De behuizing heeft twee fundamentele functies: het handhaven van de interne gasdruk en het waarborgen van gasdichtheid om het vrijkomen van SF6 in de atmosfeer te voorkomen. Staalmaterialen zijn goed geschikt voor het vervullen van deze functies. Gietstaal daarentegen heeft porositeitsproblemen en kan de hoge niveau van gasdichtheid die vereist is voor Gasgeïsoleerde Schakelapparatuur (GIS) niet garanderen.
Staal is relatief gemakkelijk te lassen en te vormen. Staalbehuizingen worden meestal gemaakt door staalplaten mechanisch in cilinders te vormen en deze vervolgens te lassen.
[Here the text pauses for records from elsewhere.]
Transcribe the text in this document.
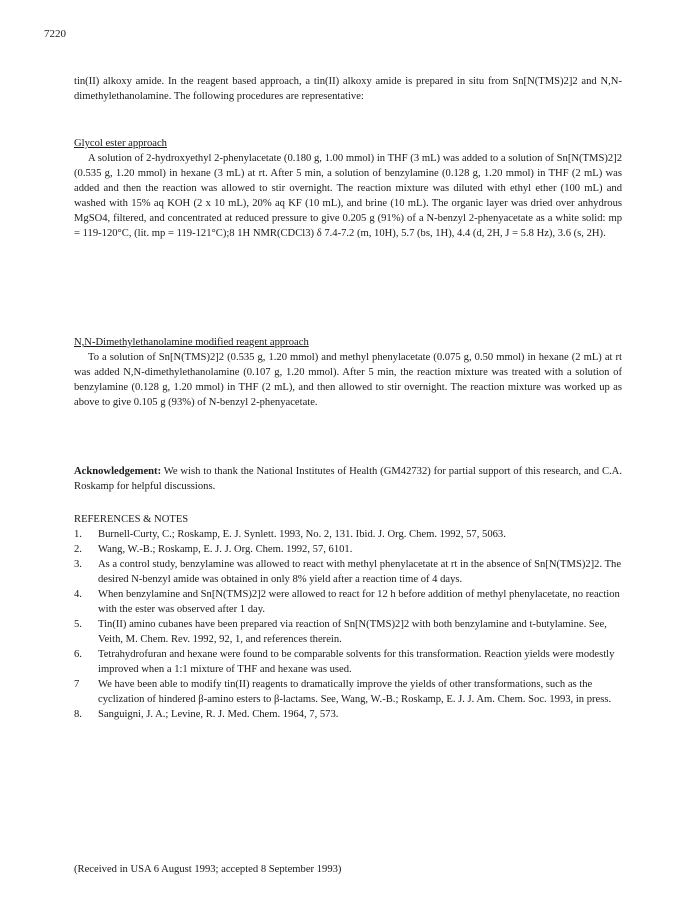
7220

tin(II) alkoxy amide. In the reagent based approach, a tin(II) alkoxy amide is prepared in situ from Sn[N(TMS)2]2 and N,N-dimethylethanolamine. The following procedures are representative:

Glycol ester approach

A solution of 2-hydroxyethyl 2-phenylacetate (0.180 g, 1.00 mmol) in THF (3 mL) was added to a solution of Sn[N(TMS)2]2 (0.535 g, 1.20 mmol) in hexane (3 mL) at rt. After 5 min, a solution of benzylamine (0.128 g, 1.20 mmol) in THF (2 mL) was added and then the reaction was allowed to stir overnight. The reaction mixture was diluted with ethyl ether (100 mL) and washed with 15% aq KOH (2 x 10 mL), 20% aq KF (10 mL), and brine (10 mL). The organic layer was dried over anhydrous MgSO4, filtered, and concentrated at reduced pressure to give 0.205 g (91%) of a N-benzyl 2-phenyacetate as a white solid: mp = 119-120°C, (lit. mp = 119-121°C);8 1H NMR(CDCl3) δ 7.4-7.2 (m, 10H), 5.7 (bs, 1H), 4.4 (d, 2H, J = 5.8 Hz), 3.6 (s, 2H).

N,N-Dimethylethanolamine modified reagent approach

To a solution of Sn[N(TMS)2]2 (0.535 g, 1.20 mmol) and methyl phenylacetate (0.075 g, 0.50 mmol) in hexane (2 mL) at rt was added N,N-dimethylethanolamine (0.107 g, 1.20 mmol). After 5 min, the reaction mixture was treated with a solution of benzylamine (0.128 g, 1.20 mmol) in THF (2 mL), and then allowed to stir overnight. The reaction mixture was worked up as above to give 0.105 g (93%) of N-benzyl 2-phenyacetate.

Acknowledgement: We wish to thank the National Institutes of Health (GM42732) for partial support of this research, and C.A. Roskamp for helpful discussions.

REFERENCES & NOTES
1.	Burnell-Curty, C.; Roskamp, E. J. Synlett. 1993, No. 2, 131. Ibid. J. Org. Chem. 1992, 57, 5063.
2.	Wang, W.-B.; Roskamp, E. J. J. Org. Chem. 1992, 57, 6101.
3.	As a control study, benzylamine was allowed to react with methyl phenylacetate at rt in the absence of Sn[N(TMS)2]2. The desired N-benzyl amide was obtained in only 8% yield after a reaction time of 4 days.
4.	When benzylamine and Sn[N(TMS)2]2 were allowed to react for 12 h before addition of methyl phenylacetate, no reaction with the ester was observed after 1 day.
5.	Tin(II) amino cubanes have been prepared via reaction of Sn[N(TMS)2]2 with both benzylamine and t-butylamine. See, Veith, M. Chem. Rev. 1992, 92, 1, and references therein.
6.	Tetrahydrofuran and hexane were found to be comparable solvents for this transformation. Reaction yields were modestly improved when a 1:1 mixture of THF and hexane was used.
7	We have been able to modify tin(II) reagents to dramatically improve the yields of other transformations, such as the cyclization of hindered β-amino esters to β-lactams. See, Wang, W.-B.; Roskamp, E. J. J. Am. Chem. Soc. 1993, in press.
8.	Sanguigni, J. A.; Levine, R. J. Med. Chem. 1964, 7, 573.
(Received in USA 6 August 1993; accepted 8 September 1993)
Aluminium wordt gebruikt als geleider in de vorm van geëxtrudeerde buizen of via gieterijstechnologie. Voor behuizingen kan aluminium worden gebruikt in gieterijstechnologie of met gelaste plaatmaterialen, waarbij zowel longitudinale las- als spiraallasteknappen kunnen worden toegepast.
Geëxtrudeerde buizen zijn geschikt voor gebruik als geleiders in rechte busbalksecties. Wanneer echter geleiders binnen afsluit- of aardingschakelaars worden geïnstalleerd, vereist het noodzakelijke vorm en ontwerp de toepassing van gieterijstechnologie.
In het verleden was een nadeel van gegoten aluminium de porositeit, wat leidde tot het uitlekken van isolatiegas in de atmosfeer.
Tegenwoordig zijn de meeste GIS-behuizingen gemaakt van gegoten aluminium, omdat dit superieure prestaties biedt voor GIS. De bijgevoegde afbeelding toont een grafiek van een rechte geleider gemaakt van aluminium.